We are not allowed to wear hats as they will block our sight and we will not see low branches. Equally sunglasses are not necessary and insect repellant has to be used in camp. No chemicals are allowed in the forest. I have to say I am surprised that actually there are very few insects in the forest. The eco-system must be very well balanced. I do hear cicadas which are incredibly noisy and I see ants and butterflies but little else. We march on, it is hot and humid but actually quite fun. I just get wary on slippery downslopes and like to take Mwiga’s hand to steady me. We walk towards the chimps and do hear them but they are in a deep valley so sadly we shall not meet them today. After a couple of hours hard walking we return to camp. At least we have all experienced the forest and know a bit more what to expect tomorrow.
Back at camp, never has a hot shower been more welcome (or a G&T). A campfire has been lit on the beach and we sit with pre-dinner drinks. Dinner is under cover tonight as it is likely there will be rain later. We look over the lake and can see flashes of lightning over the Congo. Julien apologises and says he is sure we will see the chimps tomorrow. We are all surprisingly relaxed – believing that it is only a matter of time. Although we did not see the chimps today it has been a wonderful day. Very relaxed after a hard week on safari so actually I think we are all quite happy to not have been too active today.




I head off to bed and fall asleep almost immediately. I wake at 04.00 to hear strange sounds. I have no idea what they are. A grunting outside then scratching above me. I could do with using the bathroom but really do not fancy the walk to get there. I think I shall stay put. There is nothing inside the mosquito net and that is of comfort. The best plan is to go back to sleep asap. Thank goodness I am one of those lucky people who can sleep at the drop of a hat. The next thing I know is that my early morning tea and biscuits are waiting for me on the decking.
Lynne
I have run out of superlatives to describe how much I am enjoying the blog. Your words easily allow me to imagine you in these far flung places and enable me to help understand your love of Africa. I can at least live a little from your words and especially the photos as I know I will never enjoy any of these experiences myself.

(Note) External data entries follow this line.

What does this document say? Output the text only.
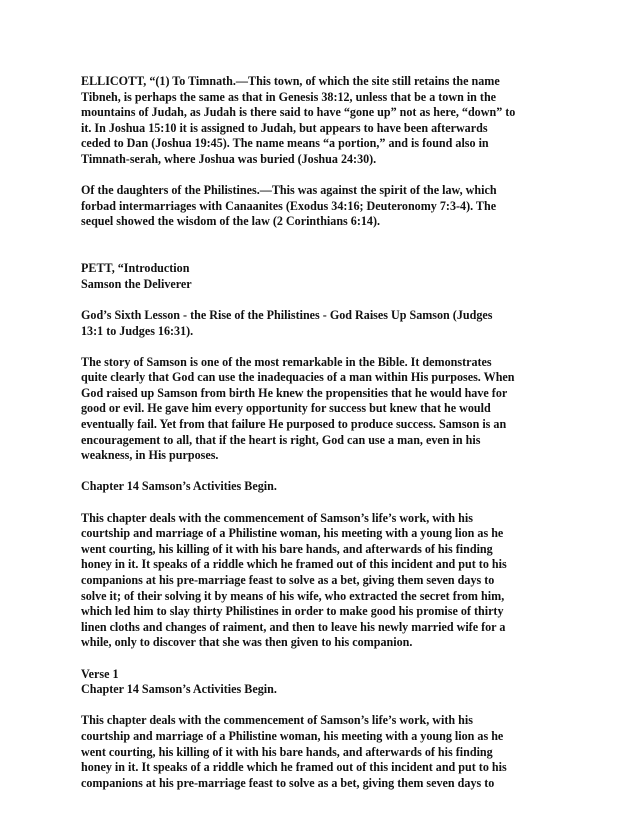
ELLICOTT, “(1) To Timnath.—This town, of which the site still retains the name
Tibneh, is perhaps the same as that in Genesis 38:12, unless that be a town in the
mountains of Judah, as Judah is there said to have “gone up” not as here, “down” to
it. In Joshua 15:10 it is assigned to Judah, but appears to have been afterwards
ceded to Dan (Joshua 19:45). The name means “a portion,” and is found also in
Timnath-serah, where Joshua was buried (Joshua 24:30).

Of the daughters of the Philistines.—This was against the spirit of the law, which
forbad intermarriages with Canaanites (Exodus 34:16; Deuteronomy 7:3-4). The
sequel showed the wisdom of the law (2 Corinthians 6:14).

PETT, “Introduction
Samson the Deliverer

God’s Sixth Lesson - the Rise of the Philistines - God Raises Up Samson (Judges
13:1 to Judges 16:31).

The story of Samson is one of the most remarkable in the Bible. It demonstrates
quite clearly that God can use the inadequacies of a man within His purposes. When
God raised up Samson from birth He knew the propensities that he would have for
good or evil. He gave him every opportunity for success but knew that he would
eventually fail. Yet from that failure He purposed to produce success. Samson is an
encouragement to all, that if the heart is right, God can use a man, even in his
weakness, in His purposes.

Chapter 14 Samson’s Activities Begin.

This chapter deals with the commencement of Samson’s life’s work, with his
courtship and marriage of a Philistine woman, his meeting with a young lion as he
went courting, his killing of it with his bare hands, and afterwards of his finding
honey in it. It speaks of a riddle which he framed out of this incident and put to his
companions at his pre-marriage feast to solve as a bet, giving them seven days to
solve it; of their solving it by means of his wife, who extracted the secret from him,
which led him to slay thirty Philistines in order to make good his promise of thirty
linen cloths and changes of raiment, and then to leave his newly married wife for a
while, only to discover that she was then given to his companion.

Verse 1
Chapter 14 Samson’s Activities Begin.

This chapter deals with the commencement of Samson’s life’s work, with his
courtship and marriage of a Philistine woman, his meeting with a young lion as he
went courting, his killing of it with his bare hands, and afterwards of his finding
honey in it. It speaks of a riddle which he framed out of this incident and put to his
companions at his pre-marriage feast to solve as a bet, giving them seven days to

I am waiting for Day 19 to know if you see the chimps.
maggiegoingsolo
I am so pleased that you are feeling my passion for Africa through my blog. For me it has a cleansing quality, I feel so in touch with nature and so alive. For sure I have come home as a very different person. At Mahale especially I could feel all the anxieties and pain just slipping away. Don’t understand it but quite extraordinary.
Catherine Melvin
Amazing experiences! I am loving the fabulous photos – many of which bring back happy memories of our trip. We obviously need to return to see the chimps – or did you?? Bring on the next instalment!!